Dortmund. . NRW-Ärzte verschreiben im Deutschlandvergleich die meisten Antibiotika – und die Patienten erwarten es, auch wenn es unnötig ist.
Die Ärzte in Nordrhein-Westfalen verschreiben besonders oft unnötig Antibiotika. Nach einer repräsentativen Forsa-Umfrage im Auftrag der Krankenkasse DAK-Gesundheit liegt das Bundesland in Deutschland auf einem Spitzenplatz. Fast die Hälfte der Bürger hat 2017 mindestens einmal Antiobiotika bekommen – obwohl 17 Prozent der Befragten angaben, nur eine Erkältung gehabt zu haben. Hier hilft ein Antibiotikum in der Regel nicht, da es nur gegen Bakterien wirkt, nicht gegen Viren.
Die unnötige Einnahme ist sogar gefährlich, da Bakterien Resistenzen entwickeln können. Erkrankt man an solche einem veränderten Bakterium, hilft das Medikament nicht mehr.
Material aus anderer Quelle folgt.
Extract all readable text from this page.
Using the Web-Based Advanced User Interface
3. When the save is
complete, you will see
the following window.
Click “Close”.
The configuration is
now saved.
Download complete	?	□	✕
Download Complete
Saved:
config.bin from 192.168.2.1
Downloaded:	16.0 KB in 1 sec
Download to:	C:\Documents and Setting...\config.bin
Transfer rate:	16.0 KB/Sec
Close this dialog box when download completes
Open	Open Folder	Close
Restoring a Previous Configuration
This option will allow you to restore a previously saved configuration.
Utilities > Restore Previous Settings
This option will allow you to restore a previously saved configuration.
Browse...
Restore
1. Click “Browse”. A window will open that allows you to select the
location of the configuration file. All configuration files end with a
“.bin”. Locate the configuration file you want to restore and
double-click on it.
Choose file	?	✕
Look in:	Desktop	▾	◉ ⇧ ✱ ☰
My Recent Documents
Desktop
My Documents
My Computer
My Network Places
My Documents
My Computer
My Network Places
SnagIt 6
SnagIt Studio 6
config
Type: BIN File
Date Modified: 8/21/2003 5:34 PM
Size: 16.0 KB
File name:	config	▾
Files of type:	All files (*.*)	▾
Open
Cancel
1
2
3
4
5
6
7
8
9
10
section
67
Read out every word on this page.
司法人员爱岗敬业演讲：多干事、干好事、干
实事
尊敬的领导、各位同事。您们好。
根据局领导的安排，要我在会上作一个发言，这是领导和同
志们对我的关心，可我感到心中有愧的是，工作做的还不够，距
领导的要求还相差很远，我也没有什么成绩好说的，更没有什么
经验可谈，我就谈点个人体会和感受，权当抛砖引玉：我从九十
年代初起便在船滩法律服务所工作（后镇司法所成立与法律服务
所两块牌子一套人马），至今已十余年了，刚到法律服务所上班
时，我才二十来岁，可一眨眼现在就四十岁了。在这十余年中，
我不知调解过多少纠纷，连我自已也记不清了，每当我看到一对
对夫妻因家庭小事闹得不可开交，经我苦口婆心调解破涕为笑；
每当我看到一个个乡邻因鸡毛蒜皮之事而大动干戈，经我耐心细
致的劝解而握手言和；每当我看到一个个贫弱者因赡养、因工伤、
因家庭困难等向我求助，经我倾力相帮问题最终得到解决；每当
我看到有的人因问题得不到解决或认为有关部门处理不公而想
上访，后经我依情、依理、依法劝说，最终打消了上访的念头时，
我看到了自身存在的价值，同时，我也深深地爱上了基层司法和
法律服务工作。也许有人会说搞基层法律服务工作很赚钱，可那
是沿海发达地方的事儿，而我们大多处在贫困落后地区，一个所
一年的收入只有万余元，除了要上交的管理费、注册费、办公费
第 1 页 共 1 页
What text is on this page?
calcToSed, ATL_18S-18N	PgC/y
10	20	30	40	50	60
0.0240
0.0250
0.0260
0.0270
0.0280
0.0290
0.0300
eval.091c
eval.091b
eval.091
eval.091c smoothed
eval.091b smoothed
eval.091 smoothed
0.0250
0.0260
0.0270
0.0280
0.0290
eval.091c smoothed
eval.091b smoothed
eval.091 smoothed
Auch „Krankenhauskeime“ entstehen auf diese Weise.
Laut der Umfrage erwartet dennoch jeder zehnte Patient in NRW, dass der Arzt ihm vorsorglich ein Antibiotikum verschreibt, damit seine Erkrankung gar nicht erst schlimm wird. Fast zwei Drittel erwarten Antiobiotika vom Arzt, wenn Erkältungsbeschwerden nicht von selbst besser werden. Junge Erwachsene setzen dabei stärker auf Penicillin und Co. als die Menschen ab 60 Jahren.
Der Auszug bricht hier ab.